Platon, Aristote, Colbert et Boisguilbert

Extraits du dernier essai économique de Romain Treffel.

Par Romain Treffel.

Boisguilbert (image libre de droits)L’écrivain et économiste français Boisguilbert (1646-1714) haïssait Colbert, le célèbre contrôleur général des finances de Louis XIV qui est à l’origine de la doctrine colbertiste. Il lui reprochait son mercantilisme1, visant à augmenter la quantité d’or détenue par la France et négligeant dès lors l’agriculture, alors que la richesse d’un pays, soutenait Boisguilbert, réside dans sa production et ses échanges. Ainsi, c’est sur cette base théorique qu’il a beaucoup critiqué la gestion de Colbert et de ses successeurs. Il rapporte notamment dans sa Dissertation sur la nature des richesses, de l’argent et des tributs les propos d’un négociant qui, au célèbre ministre lui demandant ce qu’il fallait faire pour rétablir le commerce, a répondu qu’il fallait seulement « que lui [Colbert] et ses semblables ne s’en mêlassent point ». On ne peut que sourire en imaginant cette scène : le tout-puissant contrôleur général du Roi-Soleil renvoyé à son impuissance et à la nocivité de son interventionnisme par un simple commerçant !

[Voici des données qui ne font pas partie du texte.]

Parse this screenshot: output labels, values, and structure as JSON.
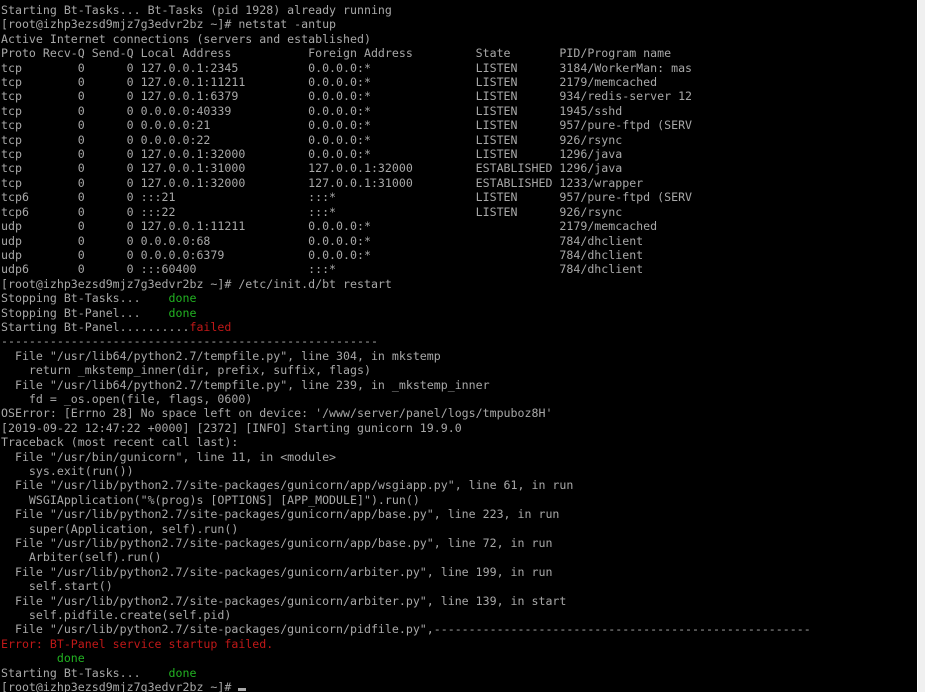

Boisguilbert cite cette anecdote dans le but de défendre le principe libéral du « laissez faire laissez passer », grâce auquel on doit obtenir un état d’opulence, c’est-à-dire dans la terminologie moderne un optimum économique. Il écrit : « Il n’est pas question [pour le pouvoir politique] d’agir, il est nécessaire seulement de cesser d’agir avec une très grande violence que l’on fait à la nature, qui tend toujours à la liberté et à la perfection ». Ébranlé par la détresse économique et sociale de la France dans la deuxième partie du règne de Louis XIV, il a donc polémiqué pour persuader les contrôleurs généraux de faire les réformes qu’il estimait nécessaires, notamment un allègement de la fiscalité, mais en vain.

Pas de croissance dans l’Antiquité (Platon et Aristote)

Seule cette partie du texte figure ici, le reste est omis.